À la liste des nominations de "The Shape of Water" aux Oscars, il aurait fallu ajouter Doug Jones comme "meilleur acteur". Celui qui donne vie au héros amphibien du film est la créature favorite du réalisateur Guillermo Del Toro depuis 20 ans.
La filmographie de Guillermo Del Toro est une fantastique galerie de monstres. Et le réalisateur mexicain vient d’en ajouter un à sa collection avec la sublime créature de "The Shape of Water", un conte pour adultes poétique, sensible et tout sauf niais, au cinéma le 21 février et nommé à treize reprises pour les Oscars 2018.
Derrière les yeux globuleux et les écailles de ce héros amphibien dont la mise en place du costume nécessitait trois heures de travail chaque jour, se cache l’acteur Doug Jones, un fidèle de Guillermo Del Toro depuis vingt ans. Sauf qu’a priori, son visage ne vous dit rien. Et pour cause, cet Américain proche de la soixantaine n’incarne presque que des monstres. Et surtout ceux de Del Toro.
En 1997 déjà, Doug Jones était un horrible insecte mutant de "Mimic". Dans la saga "Hellboy", c’est lui qui donne vie à Abe Sapien ainsi qu’à l’Ange de la mort. En 2006, il incarne à la fois le personnage mythologique du faune et celui du Pale Man dans "Le Labyrinthe de Pan". Et quelques années plus tard, Guillermo Del Toro fait à nouveau appel à lui pour le rôle du vampire sanguinolent de la série "The Strain".
Un interprète unique
"Il y a une catégorie très rare d’acteurs qui peuvent travailler avec du maquillage, des costumes, des heures de pose de prothèses et des mécanismes qui vrombissent dans vos oreilles. Et dans cette catégorie-là, il y a ceux encore plus rares, d’ailleurs je crois que Doug est l’unique, que vous pouvez vraiment considérez comme de bons interprètes", confiait à son sujet Guillermo Del Toro dans un portrait du New York Times.

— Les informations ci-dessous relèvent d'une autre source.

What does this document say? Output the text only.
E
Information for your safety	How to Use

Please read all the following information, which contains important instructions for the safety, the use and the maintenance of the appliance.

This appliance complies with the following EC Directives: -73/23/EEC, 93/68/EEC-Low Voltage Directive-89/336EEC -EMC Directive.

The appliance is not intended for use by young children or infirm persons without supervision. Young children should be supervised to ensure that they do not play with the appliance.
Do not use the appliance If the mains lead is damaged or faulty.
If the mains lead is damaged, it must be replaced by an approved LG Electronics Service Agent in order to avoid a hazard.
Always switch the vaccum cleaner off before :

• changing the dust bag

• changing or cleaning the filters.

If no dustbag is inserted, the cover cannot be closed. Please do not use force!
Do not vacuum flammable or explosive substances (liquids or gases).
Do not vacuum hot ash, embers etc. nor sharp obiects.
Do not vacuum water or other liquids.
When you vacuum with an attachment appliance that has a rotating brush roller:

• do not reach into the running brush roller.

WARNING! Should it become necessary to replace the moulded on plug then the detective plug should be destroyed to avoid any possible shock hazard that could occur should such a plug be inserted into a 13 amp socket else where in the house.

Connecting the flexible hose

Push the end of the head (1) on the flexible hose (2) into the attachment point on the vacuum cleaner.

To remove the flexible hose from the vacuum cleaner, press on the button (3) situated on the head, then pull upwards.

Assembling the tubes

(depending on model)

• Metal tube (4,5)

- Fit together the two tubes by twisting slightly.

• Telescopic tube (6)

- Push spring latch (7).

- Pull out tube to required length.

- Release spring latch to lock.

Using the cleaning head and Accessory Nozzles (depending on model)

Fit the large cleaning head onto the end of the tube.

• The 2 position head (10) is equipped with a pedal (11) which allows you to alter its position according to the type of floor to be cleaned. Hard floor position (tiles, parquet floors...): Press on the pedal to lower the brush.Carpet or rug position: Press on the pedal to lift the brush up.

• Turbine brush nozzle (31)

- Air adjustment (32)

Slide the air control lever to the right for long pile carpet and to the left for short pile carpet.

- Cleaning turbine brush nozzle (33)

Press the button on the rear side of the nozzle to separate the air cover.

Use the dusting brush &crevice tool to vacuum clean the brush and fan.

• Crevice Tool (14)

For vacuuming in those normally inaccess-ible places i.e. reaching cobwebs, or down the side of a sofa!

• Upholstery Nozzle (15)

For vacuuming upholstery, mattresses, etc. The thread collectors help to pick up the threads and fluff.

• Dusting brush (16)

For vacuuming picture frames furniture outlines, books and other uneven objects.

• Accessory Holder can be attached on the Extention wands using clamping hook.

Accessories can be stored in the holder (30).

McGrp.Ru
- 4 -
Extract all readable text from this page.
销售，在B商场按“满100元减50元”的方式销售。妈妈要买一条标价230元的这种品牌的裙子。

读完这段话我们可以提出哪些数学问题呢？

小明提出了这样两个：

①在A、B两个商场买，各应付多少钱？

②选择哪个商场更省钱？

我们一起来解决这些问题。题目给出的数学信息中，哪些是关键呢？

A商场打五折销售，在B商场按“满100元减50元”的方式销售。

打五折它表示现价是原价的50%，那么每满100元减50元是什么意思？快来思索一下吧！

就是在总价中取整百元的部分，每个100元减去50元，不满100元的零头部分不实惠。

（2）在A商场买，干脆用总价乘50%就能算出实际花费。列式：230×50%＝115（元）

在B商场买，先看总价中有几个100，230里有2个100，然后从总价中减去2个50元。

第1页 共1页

As someone who has done extensive motion capture and prosthetic work I can tell you that it requires immense skill and discipline. Doug jones is to that what Andy Serkis is to mo-cap.
Deserves to be recognized. pic.twitter.com/0HQzBjiUyy
— Robert Kazinsky (@RobertKazinsky) 31 janvier 2018
"40 ans pour accepter la personne grande, maigre et dégingandée que je suis"
D’abord mime de rue ou homme-lune dans une pub McDonald’s, Doug Jones a mis longtemps avant d’assumer sa singularité et d’en faire une force. "Ce n’est qu'à la quarantaine que j’ai pu accepter la personne grande, maigre et dégingandée que je suis", expliquait-il récemment à un journaliste du site Vulture. "Lorsqu’on est jeune, grandir dans le Midwest et être différent des enfants normaux c’est un peu une malédiction. J’étais la cible de beaucoup de blagues. J’ai dû développer un sens de l’humour comme mécanisme de défense."
Sur le tournage de "Mimic", Doug Jones et Guillermo Del Toro – "un enfant de huit ans coincé dans le corps grassouillet d’un homme" comme il le décrit affectueusement – se sont vite trouvés des atomes crochus. Et surtout une passion commune pour les monstres qui ne les séparera plus.
Jones est le corps, Del Toro la voix
Pour l’anecdote, si Guillermo Del Toro fait une confiance aveugle à Doug Jones pour incarner ses créatures, il ne renonce par contre jamais à doubler lui-même les bruitages de ses petites bêtes imaginaires.
"On a mixé ma voix avec des sons de baleine"
Lors de son passage à Paris en novembre dernier pour une séance de questions – réponses à laquelle nous assistions, le réalisateur de 53 ans éclaircissait la présence de son nom dans les crédits des effets sonores de "The Shape of Water" : "Je ne fais pas tous les sons de la créature. Mais je fais les parties où elle agonise, où elle souffre et manque d’air. Ensuite on a mixé ma voix avec des bruits de dauphin et de baleine. Vous savez, la baleine et moi, on n'est pas si éloignés alors ça rend très bien !" Et Guillermo Del Toro de raconter qu’avant ça, il s’était aussi amusé à doubler les insectes de "Mimic" et "Cronos", le Pale Man du "Labyrinthe de Pan" ou encore les kaiju de "Pacific Rim".